End ‘Salmond scandal’ now demands Ross
Nicola Sturgeon has urged the need for “experienced leadership” in her party’s official election campaign launch as the Scottish Conservatives are set to counter by highlighting the lack of resignations and sackings linked to the Alex Salmond affair.
All of Scotland’s major political parties have made their first official pitch to voters in the wake of Holyrood entering its pre-election recess period yesterday.
The official campaign is allowed to begin from today.
Ms Sturgeon used the moment to declare the SNP would run a campaign “overflowing with optimism and hope for a better Scotland”, claiming opposition parties “have made it very clear over these past few weeks that they are not interested in governing or leading”.

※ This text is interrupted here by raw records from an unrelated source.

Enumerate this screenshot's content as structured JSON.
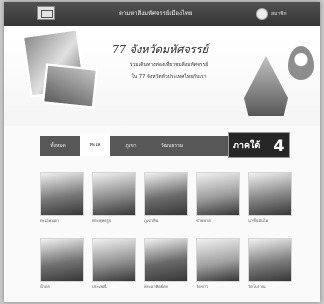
{
  "header": {
    "site_name": "ตามหาสิ่งมหัศจรรย์เมืองไทย",
    "user_name": "สมาชิก"
  },
  "banner": {
    "title": "77 จังหวัดมหัศจรรย์",
    "line1": "ร่วมเดินทางท่องเที่ยวชมสิ่งมหัศจรรย์",
    "line2": "ใน 77 จังหวัดทั่วประเทศไทยกับเรา"
  },
  "tabs": [
    {
      "label": "ทั้งหมด"
    },
    {
      "label": "ทะเล"
    },
    {
      "label": "ภูเขา"
    },
    {
      "label": "วัฒนธรรม"
    }
  ],
  "counter": {
    "label": "ภาคใต้",
    "value": "4"
  },
  "cards": [
    {
      "caption": "ทะเลหมอก",
      "tone": "#7a7a7a"
    },
    {
      "caption": "พระพุทธรูป",
      "tone": "#8c8c8c"
    },
    {
      "caption": "ภูเขาหิน",
      "tone": "#6e6e6e"
    },
    {
      "caption": "ชายหาด",
      "tone": "#9a9a9a"
    },
    {
      "caption": "นาขั้นบันได",
      "tone": "#858585"
    },
    {
      "caption": "น้ำตก",
      "tone": "#747474"
    },
    {
      "caption": "ประเพณี",
      "tone": "#929292"
    },
    {
      "caption": "พระอาทิตย์ตก",
      "tone": "#6a6a6a"
    },
    {
      "caption": "วัดขาว",
      "tone": "#a0a0a0"
    },
    {
      "caption": "วัดโบราณ",
      "tone": "#7e7e7e"
    }
  ]
}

“Our campaign will be the polar opposite,” she said.
"It will be about raising up, not tearing down. It will be overflowing with optimism and hope for a better Scotland.
“Over these next six weeks we will set out our plans to protect the NHS, for a National Care Service and to protect and create jobs as we get on with the job of building a better Scotland.”
Scottish Conservatives leader Douglas Ross, who will launch his party’s election campaign in Aberdeen today, will instead claim the absence of resignations surrounding the Salmond inquiry shows a “lack of democratic accountability”.
He will say: “The SNP have shut down scrutiny, kept crucial evidence secret and shunned any and all accountability throughout the Alex Salmond scandal. Nobody has resigned, nobody has been sacked, nobody has been held accountable.
“This lack of democratic
accountability has occurred while they still need to rely on the Greens to prop them up. With an SNP majority, the situation doesn’t bear thinking about. [Deputy First Minister] John Swinney only asked law officers to release legal advice when opposition parties united and his job was on the line.”
Mr Ross will also criticise the SNP’S “obsession” with another independence referendum during a pandemic and call for unionist voters to “unite” behind his party to stop an SNP majority, which he states
would see a second referendum take place.
Polls show the SNP’S chances of a majority are on a knifeedge, with recent surveys suggesting the party will be within a few thousand votes of a majority.
The Scottish Conservatives are polling in second place more often than their main challengers for second, Scottish Labour, but with a reduced return of MSPS following the vote on May 6. Anas Sarwar, the new Labour leader, said the Conservatives
were “happy to return to the failed economic model precovid” and urged people to vote for his party for a parliament “focused on recovery”.
He said: “Over the next six weeks and beyond, I will focus on what unites us, not what divides us.”
Lib Dem leader Willie Rennie said: “Scottish Liberal Democrats will go into this campaign putting the recovery from the pandemic first.”